Enter the troll. Internet trolls are the reason I never read the comments section of a news article or blog. Trolls post inflammatory or abusive comments in public forums to hurt or anger others, or simply to start an argument. The last thing I, as a news reader, ever expected, though, was to be trolled by journalists. Still, if you've ever clicked a headline simply because it angered you or ridiculed you and others like you, you have probably been trolled by a journalist or a headline.
I suppose someone decided that trolling is the next logical step, after clickbait, to generate more views, but it seems a little dangerous. Sure, news websites are fighting a daily battle for more hits than the other guy, but there is really no better way to alienate many of your readers than to ridicule an entire group of people.

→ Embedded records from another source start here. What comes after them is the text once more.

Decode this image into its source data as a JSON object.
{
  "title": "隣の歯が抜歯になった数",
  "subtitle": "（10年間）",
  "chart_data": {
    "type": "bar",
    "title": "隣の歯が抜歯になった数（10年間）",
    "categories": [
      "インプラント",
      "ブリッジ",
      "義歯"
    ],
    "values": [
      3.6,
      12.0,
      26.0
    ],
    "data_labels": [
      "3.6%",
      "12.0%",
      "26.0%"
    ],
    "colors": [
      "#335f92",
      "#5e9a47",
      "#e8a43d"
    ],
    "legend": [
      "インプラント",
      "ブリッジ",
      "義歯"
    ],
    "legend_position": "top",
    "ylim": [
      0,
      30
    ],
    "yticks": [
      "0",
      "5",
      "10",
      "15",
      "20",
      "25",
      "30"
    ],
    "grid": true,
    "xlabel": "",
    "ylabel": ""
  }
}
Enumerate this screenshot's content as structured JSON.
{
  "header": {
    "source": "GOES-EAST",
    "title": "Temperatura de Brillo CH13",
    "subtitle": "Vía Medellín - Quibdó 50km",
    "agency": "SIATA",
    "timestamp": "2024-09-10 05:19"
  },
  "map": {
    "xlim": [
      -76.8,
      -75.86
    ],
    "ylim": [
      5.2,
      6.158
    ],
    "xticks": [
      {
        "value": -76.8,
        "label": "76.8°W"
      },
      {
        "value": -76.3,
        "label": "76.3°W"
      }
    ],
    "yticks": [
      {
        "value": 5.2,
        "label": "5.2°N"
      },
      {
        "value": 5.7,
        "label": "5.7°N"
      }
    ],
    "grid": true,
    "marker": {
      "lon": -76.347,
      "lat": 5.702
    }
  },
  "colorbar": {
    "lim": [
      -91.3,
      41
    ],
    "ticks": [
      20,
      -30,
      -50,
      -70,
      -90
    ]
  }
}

Journalists trolling their readership is more common than I realized before reading this week's Stop Trolling Your Readers article, but it seems to be a sure way to lose large groups of readers with one article, or even one headline they feel attacks them. After seeing this Time article's headline, The New Millennial 'Morality': Highly Sensitive and Easily Offended, I knew that no matter what the article's actual message is, I'll never be able to get through it. I don't want to be abused because I belong to a certain generation, and I have lost respect for anyone who feels this kind of clickbaiting is acceptable. Trolling makes the original, What happens next is truly shocking method, look good by comparison.